Significance and legacy: an analog tool that outlived analog
Phillip Smith first sketched rectangular versions in the early 1930s while working on antennas at Bell Telephone Laboratories in New Jersey, then published the circular form in Electronics magazine in January 1939 (with a refined version in 1944). Mizuhashi in Japan and Volpert in the USSR devised similar diagrams independently, but Smith's name stuck. It became indispensable during World War II radar work, when engineers had no computers and needed to match klystrons and magnetrons to feedlines by hand.
Remarkably, the digital era did not kill it. Because it makes the physical intuition visible — you see reflections spiral toward a match, watch a stub cancel a reactance, grasp why bandwidth shrinks as VSWR tightens — it survives as the default display mode of VNAs and the mental model of every RF designer.

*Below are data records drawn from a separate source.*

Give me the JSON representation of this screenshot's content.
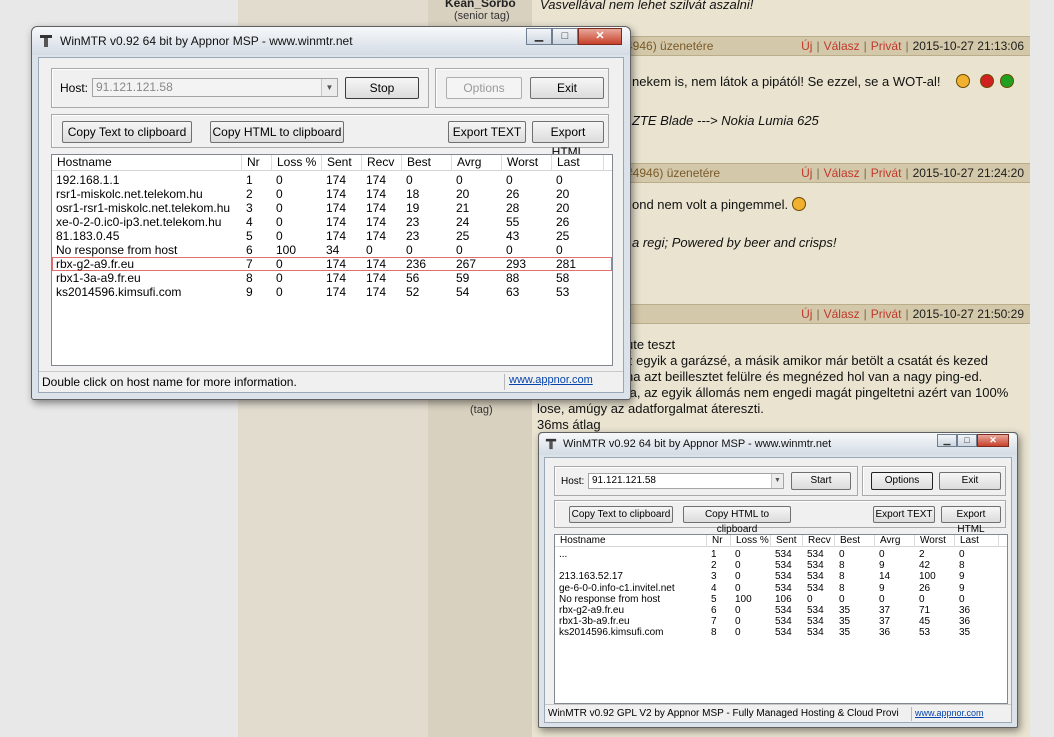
{
  "forum": {
    "user_top_name": "Kean_Sorbo",
    "user_top_rank": "(senior tag)",
    "user_bottom_rank": "(tag)",
    "post1_text": "Vasvellával nem lehet szilvát aszalni!",
    "headers": [
      {
        "ref": "4946) üzenetére",
        "date": "2015-10-27 21:13:06"
      },
      {
        "ref": "#4946) üzenetére",
        "date": "2015-10-27 21:24:20"
      },
      {
        "ref": "",
        "date": "2015-10-27 21:50:29"
      }
    ],
    "actions": [
      "Új",
      "Válasz",
      "Privát"
    ],
    "post2_text": "nekem is, nem látok a pipától! Se ezzel, se a WOT-al!",
    "post2_sig": "ZTE Blade ---> Nokia Lumia 625",
    "post3_text": "ond nem volt a pingemmel.",
    "post3_sig": "a regi; Powered by beer and crisps!",
    "post4_lines": [
      "ute teszt",
      "z egyik a garázsé, a másik amikor már betölt a csatát és kezed",
      "na azt beillesztet felülre és megnézed hol van a nagy ping-ed.",
      "ta, az egyik állomás nem engedi magát pingeltetni azért van 100%",
      "lose, amúgy az adatforgalmat átereszti.",
      "36ms átlag"
    ]
  },
  "win1": {
    "title": "WinMTR v0.92 64 bit by Appnor MSP - www.winmtr.net",
    "host_label": "Host:",
    "host_value": "91.121.121.58",
    "stop_label": "Stop",
    "options_label": "Options",
    "exit_label": "Exit",
    "copy_text_label": "Copy Text to clipboard",
    "copy_html_label": "Copy HTML to clipboard",
    "export_text_label": "Export TEXT",
    "export_html_label": "Export HTML",
    "columns": [
      "Hostname",
      "Nr",
      "Loss %",
      "Sent",
      "Recv",
      "Best",
      "Avrg",
      "Worst",
      "Last"
    ],
    "rows": [
      [
        "192.168.1.1",
        "1",
        "0",
        "174",
        "174",
        "0",
        "0",
        "0",
        "0"
      ],
      [
        "rsr1-miskolc.net.telekom.hu",
        "2",
        "0",
        "174",
        "174",
        "18",
        "20",
        "26",
        "20"
      ],
      [
        "osr1-rsr1-miskolc.net.telekom.hu",
        "3",
        "0",
        "174",
        "174",
        "19",
        "21",
        "28",
        "20"
      ],
      [
        "xe-0-2-0.ic0-ip3.net.telekom.hu",
        "4",
        "0",
        "174",
        "174",
        "23",
        "24",
        "55",
        "26"
      ],
      [
        "81.183.0.45",
        "5",
        "0",
        "174",
        "174",
        "23",
        "25",
        "43",
        "25"
      ],
      [
        "No response from host",
        "6",
        "100",
        "34",
        "0",
        "0",
        "0",
        "0",
        "0"
      ],
      [
        "rbx-g2-a9.fr.eu",
        "7",
        "0",
        "174",
        "174",
        "236",
        "267",
        "293",
        "281"
      ],
      [
        "rbx1-3a-a9.fr.eu",
        "8",
        "0",
        "174",
        "174",
        "56",
        "59",
        "88",
        "58"
      ],
      [
        "ks2014596.kimsufi.com",
        "9",
        "0",
        "174",
        "174",
        "52",
        "54",
        "63",
        "53"
      ]
    ],
    "status_text": "Double click on host name for more information.",
    "status_link": "www.appnor.com"
  },
  "win2": {
    "title": "WinMTR v0.92 64 bit by Appnor MSP - www.winmtr.net",
    "host_label": "Host:",
    "host_value": "91.121.121.58",
    "start_label": "Start",
    "options_label": "Options",
    "exit_label": "Exit",
    "copy_text_label": "Copy Text to clipboard",
    "copy_html_label": "Copy HTML to clipboard",
    "export_text_label": "Export TEXT",
    "export_html_label": "Export HTML",
    "columns": [
      "Hostname",
      "Nr",
      "Loss %",
      "Sent",
      "Recv",
      "Best",
      "Avrg",
      "Worst",
      "Last"
    ],
    "rows": [
      [
        "...",
        "1",
        "0",
        "534",
        "534",
        "0",
        "0",
        "2",
        "0"
      ],
      [
        "",
        "2",
        "0",
        "534",
        "534",
        "8",
        "9",
        "42",
        "8"
      ],
      [
        "213.163.52.17",
        "3",
        "0",
        "534",
        "534",
        "8",
        "14",
        "100",
        "9"
      ],
      [
        "ge-6-0-0.info-c1.invitel.net",
        "4",
        "0",
        "534",
        "534",
        "8",
        "9",
        "26",
        "9"
      ],
      [
        "No response from host",
        "5",
        "100",
        "106",
        "0",
        "0",
        "0",
        "0",
        "0"
      ],
      [
        "rbx-g2-a9.fr.eu",
        "6",
        "0",
        "534",
        "534",
        "35",
        "37",
        "71",
        "36"
      ],
      [
        "rbx1-3b-a9.fr.eu",
        "7",
        "0",
        "534",
        "534",
        "35",
        "37",
        "45",
        "36"
      ],
      [
        "ks2014596.kimsufi.com",
        "8",
        "0",
        "534",
        "534",
        "35",
        "36",
        "53",
        "35"
      ]
    ],
    "status_text": "WinMTR v0.92 GPL V2 by Appnor MSP - Fully Managed Hosting & Cloud Provi",
    "status_link": "www.appnor.com"
  }
}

Open questions today are less about the chart than about the impedances it plots: matching over ultra-wide bandwidths, tunable metamaterial and reconfigurable-antenna loads, and non-Foster active matching that beats the Bode–Fano limit on how well any passive network can match a reactive load.

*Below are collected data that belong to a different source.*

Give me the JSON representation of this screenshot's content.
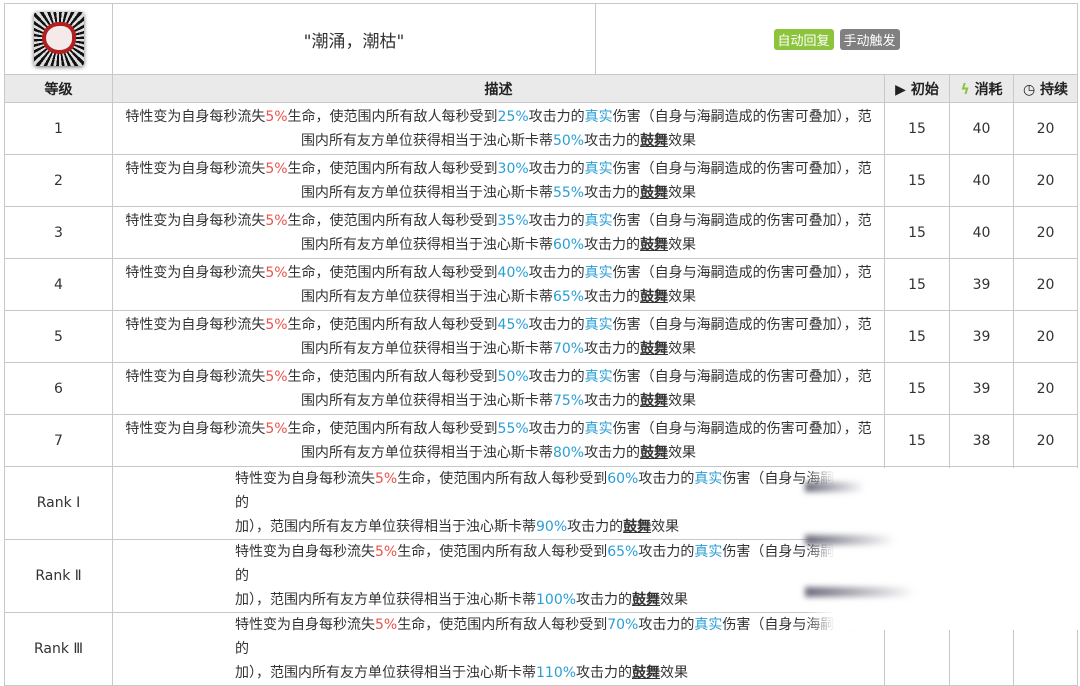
{
  "skill": {
    "title": "\"潮涌，潮枯\"",
    "tags": [
      {
        "label": "自动回复",
        "color": "#8cc43c"
      },
      {
        "label": "手动触发",
        "color": "#808080"
      }
    ]
  },
  "headers": {
    "level": "等级",
    "desc": "描述",
    "initial": "初始",
    "cost": "消耗",
    "duration": "持续"
  },
  "rows": [
    {
      "level": "1",
      "atk": "25%",
      "buff": "50%",
      "initial": "15",
      "cost": "40",
      "duration": "20"
    },
    {
      "level": "2",
      "atk": "30%",
      "buff": "55%",
      "initial": "15",
      "cost": "40",
      "duration": "20"
    },
    {
      "level": "3",
      "atk": "35%",
      "buff": "60%",
      "initial": "15",
      "cost": "40",
      "duration": "20"
    },
    {
      "level": "4",
      "atk": "40%",
      "buff": "65%",
      "initial": "15",
      "cost": "39",
      "duration": "20"
    },
    {
      "level": "5",
      "atk": "45%",
      "buff": "70%",
      "initial": "15",
      "cost": "39",
      "duration": "20"
    },
    {
      "level": "6",
      "atk": "50%",
      "buff": "75%",
      "initial": "15",
      "cost": "39",
      "duration": "20"
    },
    {
      "level": "7",
      "atk": "55%",
      "buff": "80%",
      "initial": "15",
      "cost": "38",
      "duration": "20"
    },
    {
      "level": "Rank Ⅰ",
      "atk": "60%",
      "buff": "90%",
      "initial": "",
      "cost": "",
      "duration": "",
      "obscured": true
    },
    {
      "level": "Rank Ⅱ",
      "atk": "65%",
      "buff": "100%",
      "initial": "",
      "cost": "",
      "duration": "",
      "obscured": true
    },
    {
      "level": "Rank Ⅲ",
      "atk": "70%",
      "buff": "110%",
      "initial": "",
      "cost": "",
      "duration": "",
      "obscured": true
    }
  ],
  "desc_parts": {
    "p1": "特性变为自身每秒流失",
    "hp": "5%",
    "p2": "生命，使范围内所有敌人每秒受到",
    "p3": "攻击力的",
    "true_dmg": "真实",
    "p4": "伤害（自身与海嗣造成的伤害可叠加），范围内所有友方单位获得相当于浊心斯卡蒂",
    "p4_short": "伤害（自身与海嗣造成的",
    "p4b": "加），范围内所有友方单位获得相当于浊心斯卡蒂",
    "p5": "攻击力的",
    "inspire": "鼓舞",
    "p6": "效果"
  }
}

| Point / contour | Normalized value z = Z/Z0 | Reflection coefficient Γ | Physical meaning |
|---|---|---|---|
| Center | 1 + j0 | 0 | Perfect match, no reflected wave |
| Rightmost edge | ∞ (open) | +1 (0°) | Open circuit, total reflection in phase |
| Leftmost edge | 0 (short) | −1 (180°) | Short circuit, total reflection inverted |
| Outer circle |Γ|=1 | pure reactance jx | |Γ| = 1 | Lossless termination, VSWR = ∞ |
| r = 1 circle | 1 + jx | passes through center | Unity-resistance matching circle |
| Example load | 1 + j1 | 0.2 + j0.4 (|Γ|=0.447) | VSWR 2.62, return loss ≈ 7 dB |
Frequently asked questions
What does the Smith chart actually plot?
It plots the complex reflection coefficient Γ on the unit disk, but the grid is labeled in normalized impedance z = Z/Z0. The center is a perfect match (Γ=0), the right edge is an open circuit (Γ=+1), and the left edge is a short (Γ=−1). So you read impedance while working geometrically in the reflection-coefficient plane.

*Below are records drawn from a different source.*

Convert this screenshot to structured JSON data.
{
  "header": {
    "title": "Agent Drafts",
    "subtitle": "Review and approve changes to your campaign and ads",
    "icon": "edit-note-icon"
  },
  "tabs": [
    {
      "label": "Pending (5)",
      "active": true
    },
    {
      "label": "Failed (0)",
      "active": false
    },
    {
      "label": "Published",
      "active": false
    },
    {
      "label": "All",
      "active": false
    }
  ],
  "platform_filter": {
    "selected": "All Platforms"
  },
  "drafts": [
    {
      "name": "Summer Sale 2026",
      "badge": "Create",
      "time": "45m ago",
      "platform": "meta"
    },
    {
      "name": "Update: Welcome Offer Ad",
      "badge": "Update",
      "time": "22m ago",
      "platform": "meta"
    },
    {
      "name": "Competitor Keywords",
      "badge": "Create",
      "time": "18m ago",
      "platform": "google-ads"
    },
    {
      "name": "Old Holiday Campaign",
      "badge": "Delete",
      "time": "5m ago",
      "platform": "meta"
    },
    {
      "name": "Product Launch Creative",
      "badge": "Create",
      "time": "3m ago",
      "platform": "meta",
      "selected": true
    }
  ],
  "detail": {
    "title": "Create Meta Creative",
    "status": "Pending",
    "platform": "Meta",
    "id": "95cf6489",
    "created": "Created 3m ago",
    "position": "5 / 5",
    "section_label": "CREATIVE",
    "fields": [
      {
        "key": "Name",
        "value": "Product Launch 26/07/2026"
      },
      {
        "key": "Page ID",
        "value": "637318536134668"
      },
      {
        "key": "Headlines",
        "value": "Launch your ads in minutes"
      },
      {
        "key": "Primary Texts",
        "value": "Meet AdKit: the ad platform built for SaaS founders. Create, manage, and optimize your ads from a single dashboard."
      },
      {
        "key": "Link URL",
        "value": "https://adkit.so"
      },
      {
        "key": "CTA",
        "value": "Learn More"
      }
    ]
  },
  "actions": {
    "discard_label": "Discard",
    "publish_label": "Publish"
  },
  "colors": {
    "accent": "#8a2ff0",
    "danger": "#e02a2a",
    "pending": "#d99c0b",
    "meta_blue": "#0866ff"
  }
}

Why are resistance and reactance shown as circles?
The map Γ = (z−1)/(z+1) is a bilinear (Möbius) transformation, and such transforms always send straight lines and circles to other lines and circles. The vertical R = constant and horizontal X = constant lines of the impedance plane therefore become two families of circles on the disk, meeting at right angles because the map is conformal.
How do you read VSWR off a Smith chart?
VSWR depends only on the magnitude |Γ|, which is the radial distance from the chart center. Draw the concentric circle through your load point; its radius gives |Γ|, and VSWR = (1+|Γ|)/(1−|Γ|). A load at |Γ|=0.447 sits on the VSWR = 2.62 circle. The center circle (|Γ|=0) is VSWR = 1, a perfect match.
What does moving around the chart mean physically?
Rotating a point about the center corresponds to moving along the transmission line. One complete 360° rotation equals half a wavelength (λ/2) of line, because the reflected wave picks up phase 2βℓ. Clockwise means moving toward the generator (source); counter-clockwise means moving toward the load.
How is the Smith chart used for impedance matching?
You add series or shunt reactive elements to walk the load point to the center. A series inductor or capacitor slides you along a constant-resistance circle; a shunt element slides you along a constant-conductance circle on the admittance overlay. Stub tuners and quarter-wave transformers (Z0' = √(Z0·ZL)) are standard chart-guided matching techniques.
Is the Smith chart obsolete now that we have computers?
No. Software and vector network analyzers do the arithmetic, but they still display results on a Smith chart because it makes the physics visible — you watch a trace spiral toward the center as you tune. It remains the standard mental model and display format across RF and microwave engineering from HF to millimeter-wave frequencies.